Le second mot qui me vient et qui renforce le premier, c'est délinquant. Il n'hésite pas à contrevenir à la règle, même que ça lui fait plaisir. En Irak, la règle était qu'il fallait remettre au Croissant rouge tous les médicaments que nous avions apportés. Pas question, a dit Amir. On va les distribuer nous-mêmes. Un petit jeu risqué dans le Bagdad de Saddam.

En Iran, au Sud, chez les Baluchis et les Pachtounes, on a traversé la frontière pour se retrouver en territoire afghan, dans un camp de réfugiés, à Zaranj. Amir a passé la journée à soigner des bobos. On est en Afghanistan, pas longtemps après le 11 septembre; on est chez les talibans, les Américains bombardent pas loin. Amir remuera ciel et terre pour faire venir une ambulance de Zabol, la ville frontalière iranienne, pour sauver une dame qui allait mourir. C'est pour dire que ce n'est pas le maire de Québec qui va lui apprendre ce qu'est une urgence, c'est pas un ex-premier-ministre recyclé dans les mines qui va lui faire le coup de la grandeur, surtout cette grandeur-là.

Le troisième mot que je lui collerais est très parent du second: bordélique. Imaginez: il retourne en Iran, où il n'est vraiment pas un ami du régime des mollahs, et vous pensez qu'il va se tenir tranquille? Pas une seconde. Il tire sur la corde au maximum, passe par-dessus les interdictions de filmer, de circuler, pour finalement s'apercevoir que... ses papiers ne sont pas règle - son passeport est périmé, je ne sais trop quoi. Pas sûr qu'il va pouvoir sortir du pays.
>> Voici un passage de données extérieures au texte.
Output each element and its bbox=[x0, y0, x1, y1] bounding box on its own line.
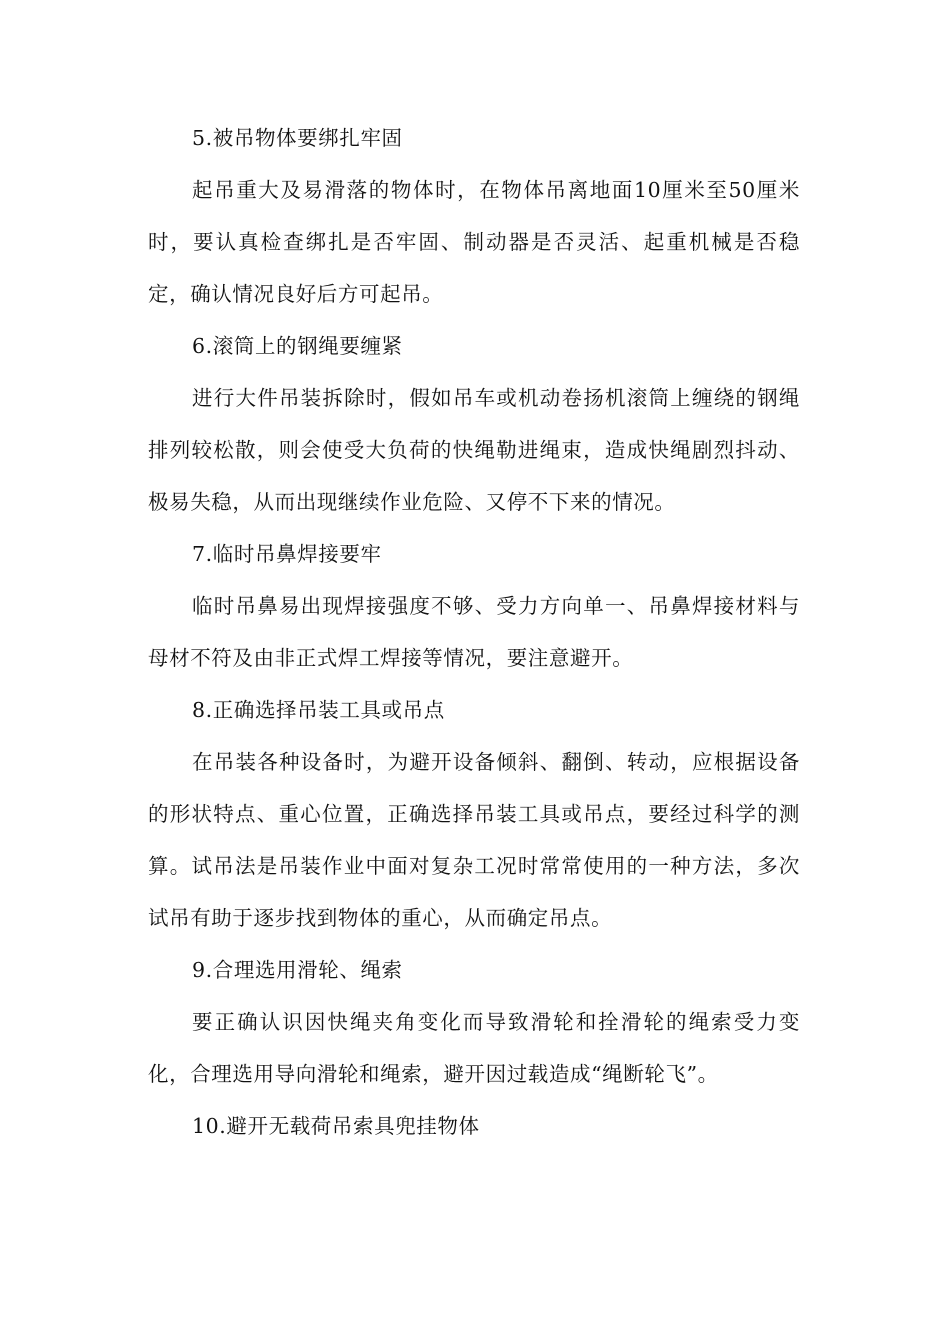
body-paragraph-5: 起吊重大及易滑落的物体时，在物体吊离地面10厘米至50厘米时，要认真检查绑扎是否牢固、制动器是否灵活、起重机械是否稳定，确认情况良好后方可起吊。 bbox=[148, 178, 800, 306]
section-heading-8: 8.正确选择吊装工具或吊点 bbox=[192, 698, 445, 722]
section-heading-9: 9.合理选用滑轮、绳索 bbox=[192, 958, 403, 982]
body-paragraph-7: 临时吊鼻易出现焊接强度不够、受力方向单一、吊鼻焊接材料与母材不符及由非正式焊工焊接等情况，要注意避开。 bbox=[148, 594, 800, 670]
section-heading-6: 6.滚筒上的钢绳要缠紧 bbox=[192, 334, 403, 358]
body-paragraph-9: 要正确认识因快绳夹角变化而导致滑轮和拴滑轮的绳索受力变化，合理选用导向滑轮和绳索，避开因过载造成“绳断轮飞”。 bbox=[148, 1010, 800, 1086]
body-paragraph-6: 进行大件吊装拆除时，假如吊车或机动卷扬机滚筒上缠绕的钢绳排列较松散，则会使受大负荷的快绳勒进绳束，造成快绳剧烈抖动、极易失稳，从而出现继续作业危险、又停不下来的情况。 bbox=[148, 386, 800, 514]
section-heading-7: 7.临时吊鼻焊接要牢 bbox=[192, 542, 382, 566]
section-heading-10: 10.避开无载荷吊索具兜挂物体 bbox=[192, 1114, 480, 1138]
body-paragraph-8: 在吊装各种设备时，为避开设备倾斜、翻倒、转动，应根据设备的形状特点、重心位置，正确选择吊装工具或吊点，要经过科学的测算。试吊法是吊装作业中面对复杂工况时常常使用的一种方法，多次试吊有助于逐步找到物体的重心，从而确定吊点。 bbox=[148, 750, 800, 930]
section-heading-5: 5.被吊物体要绑扎牢固 bbox=[192, 126, 403, 150]
document-page bbox=[148, 112, 800, 1152]
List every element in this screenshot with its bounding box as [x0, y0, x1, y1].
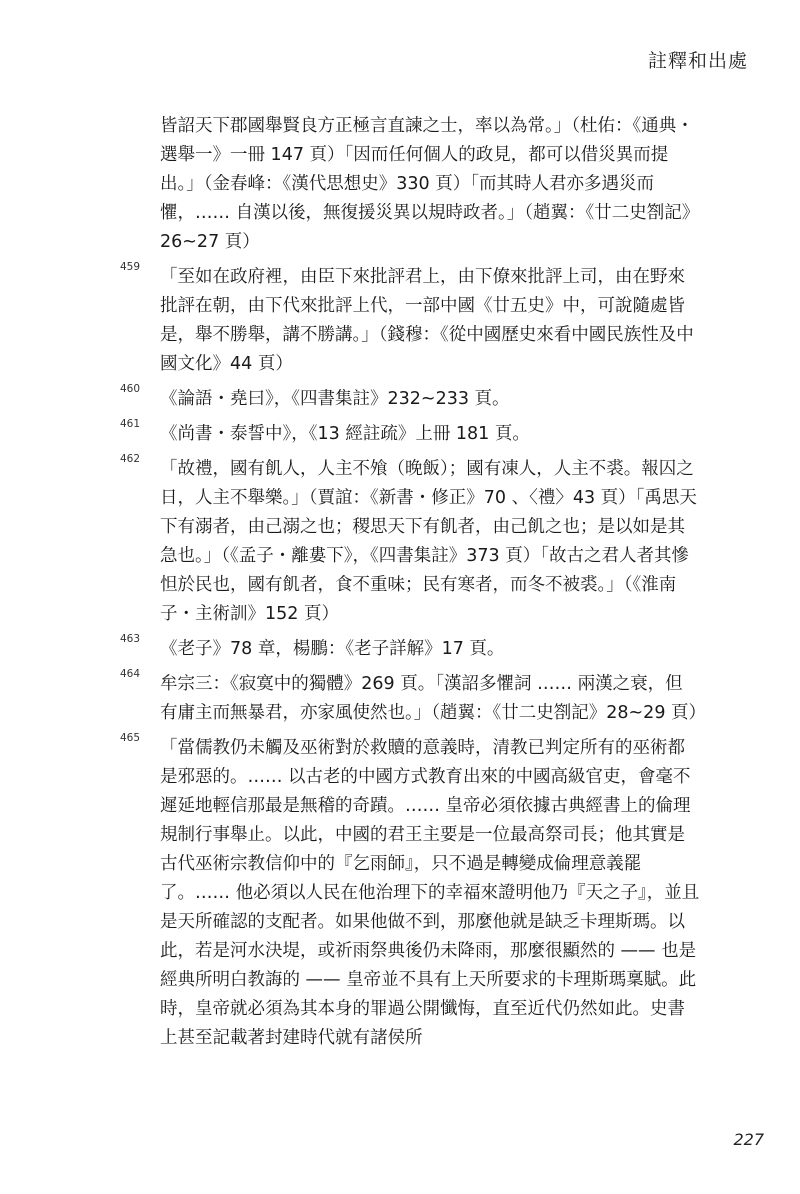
note-460	[120, 383, 700, 414]
note-text: 《論語・堯曰》，《四書集註》232~233 頁。	[160, 389, 510, 409]
note-number: 465	[120, 732, 141, 744]
note-459	[120, 261, 700, 379]
note-number: 461	[120, 418, 141, 430]
note-462	[120, 453, 700, 629]
note-text: 「當儒教仍未觸及巫術對於救贖的意義時，清教已判定所有的巫術都是邪惡的。…… 以古老的中國方式教育出來的中國高級官吏，會毫不遲延地輕信那最是無稽的奇蹟。…… 皇帝必須依據古典經書上的倫理規制行事舉止。以此，中國的君王主要是一位最高祭司長；他其實是古代巫術宗教信仰中的『乞雨師』，只不過是轉變成倫理意義罷了。…… 他必須以人民在他治理下的幸福來證明他乃『天之子』，並且是天所確認的支配者。如果他做不到，那麼他就是缺乏卡理斯瑪。以此，若是河水決堤，或祈雨祭典後仍未降雨，那麼很顯然的 —— 也是經典所明白教誨的 —— 皇帝並不具有上天所要求的卡理斯瑪稟賦。此時，皇帝就必須為其本身的罪過公開懺悔，直至近代仍然如此。史書上甚至記載著封建時代就有諸侯所	[160, 738, 700, 1048]
endnotes	[120, 112, 707, 1053]
note-461	[120, 418, 700, 449]
note-number: 463	[120, 633, 141, 645]
note-464	[120, 668, 707, 728]
note-text: 「故禮，國有飢人，人主不飧（晚飯）；國有凍人，人主不裘。報囚之日，人主不舉樂。」（賈誼：《新書・修正》70 、〈禮〉43 頁）「禹思天下有溺者，由己溺之也；稷思天下有飢者，由己飢之也；是以如是其急也。」（《孟子・離婁下》，《四書集註》373 頁）「故古之君人者其慘怛於民也，國有飢者，食不重味；民有寒者，而冬不被裘。」（《淮南子・主術訓》152 頁）	[160, 459, 697, 624]
note-463	[120, 633, 700, 664]
note-number: 459	[120, 261, 141, 273]
note-number: 460	[120, 383, 141, 395]
note-text: 牟宗三：《寂寞中的獨體》269 頁。「漢詔多懼詞 …… 兩漢之衰，但有庸主而無暴君，亦家風使然也。」（趙翼：《廿二史劄記》28~29 頁）	[160, 674, 707, 723]
note-continuation: 皆詔天下郡國舉賢良方正極言直諫之士，率以為常。」（杜佑：《通典・選舉一》一冊 147 頁）「因而任何個人的政見，都可以借災異而提出。」（金春峰：《漢代思想史》330 頁）「而其時人君亦多遇災而懼，…… 自漢以後，無復援災異以規時政者。」（趙翼：《廿二史劄記》26~27 頁）	[160, 116, 700, 252]
running-header: 註釋和出處	[647, 50, 748, 72]
note-465	[120, 732, 700, 1053]
note-text: 《老子》78 章，楊鵬：《老子詳解》17 頁。	[160, 639, 505, 659]
note-number: 462	[120, 453, 141, 465]
note-text: 「至如在政府裡，由臣下來批評君上，由下僚來批評上司，由在野來批評在朝，由下代來批評上代，一部中國《廿五史》中，可說隨處皆是，舉不勝舉，講不勝講。」（錢穆：《從中國歷史來看中國民族性及中國文化》44 頁）	[160, 267, 694, 374]
page-number: 227	[733, 1130, 764, 1149]
note-number: 464	[120, 668, 141, 680]
note-text: 《尚書・泰誓中》，《13 經註疏》上冊 181 頁。	[160, 424, 530, 444]
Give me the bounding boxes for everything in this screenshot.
Inquiet? Je le revois dans la jeep, le keffieh au vent, je l'entends nous réciter un poème en persan qu'il enchaînera avec un autre de Gérald Godin.

En Irak, encore le passeport. Cette fois, il l'a perdu. On attend dans le désert à la frontière de la Jordanie, où les formalités n'en finissent plus. Ousqu'il est, ton passeport, Amir?

Je ne sais pas.

Comment ça, tu sais pas?

Dans ces moments-là, il prend son air irano-penaud. Il a pris cet air-là avec Lucien Bouchard, l'autre jour: Je ne voulais pas vous insulter personnellement, monsieur Bouchard.

Ben tiens, il venait juste de le traiter de pute.

Un dernier mot, peut-être le plus important: médecin. Cela me vient chaque fois que je le vois à la télé ou que je l'entends à la radio: comment il fait pour ne plus être médecin, lui qui l'était plus que n'importe quoi? Voyez comme il est impliqué comme député? Il l'était tout autant comme médecin.

On n'est pas amis, si c'est ce que vous me demandez. Il ne me trouve pas assez engagé. Moi, je trouve qu'il l'est trop. Une fâcherie - je me fâche très facilement avec mes amis - nous a déjà éloignés et, encore aujourd'hui, nous garde sur une prudente réserve. On se parle de loin en loin, jamais de ses affaires de député, qui ne m'intéressent pas vraiment. Un courriel de lui cette semaine sur... les chats. Je t'ai jamais raconté, me dit-il, à Québec, je suis pensionnaire chez Pierre et Cecilia, ils ont neuf chats comme toi. Il y a Mia, Mimi, Touki, Câlin, un autre qui s'appelle Amour-de-patte-cassée, devine pourquoi.

Cecilia, qui est chilienne et plus gauchiste que moi, fait passer ses chats avant son locataire et même avant le Che et Allende. Moi? Moi, j'en ai un peu plein le cul de la race féline, déjà que je me fais griffer toute la journée. Embrasse S. pour moi. Amir.

Comment voulez-vous qu'il soit mon ami? Il n'aime pas les chats! Pour un Persan, c'est pas fort.

NOTA BENE J'ai à peu près trois ans et demi de vacances accumulées, je vais commencer par quelques semaines jusqu'au départ du Tour de France, où, restez calmes, j'irai en touriste. Si vous me le demandez gentiment, je vous raconterai peut-être.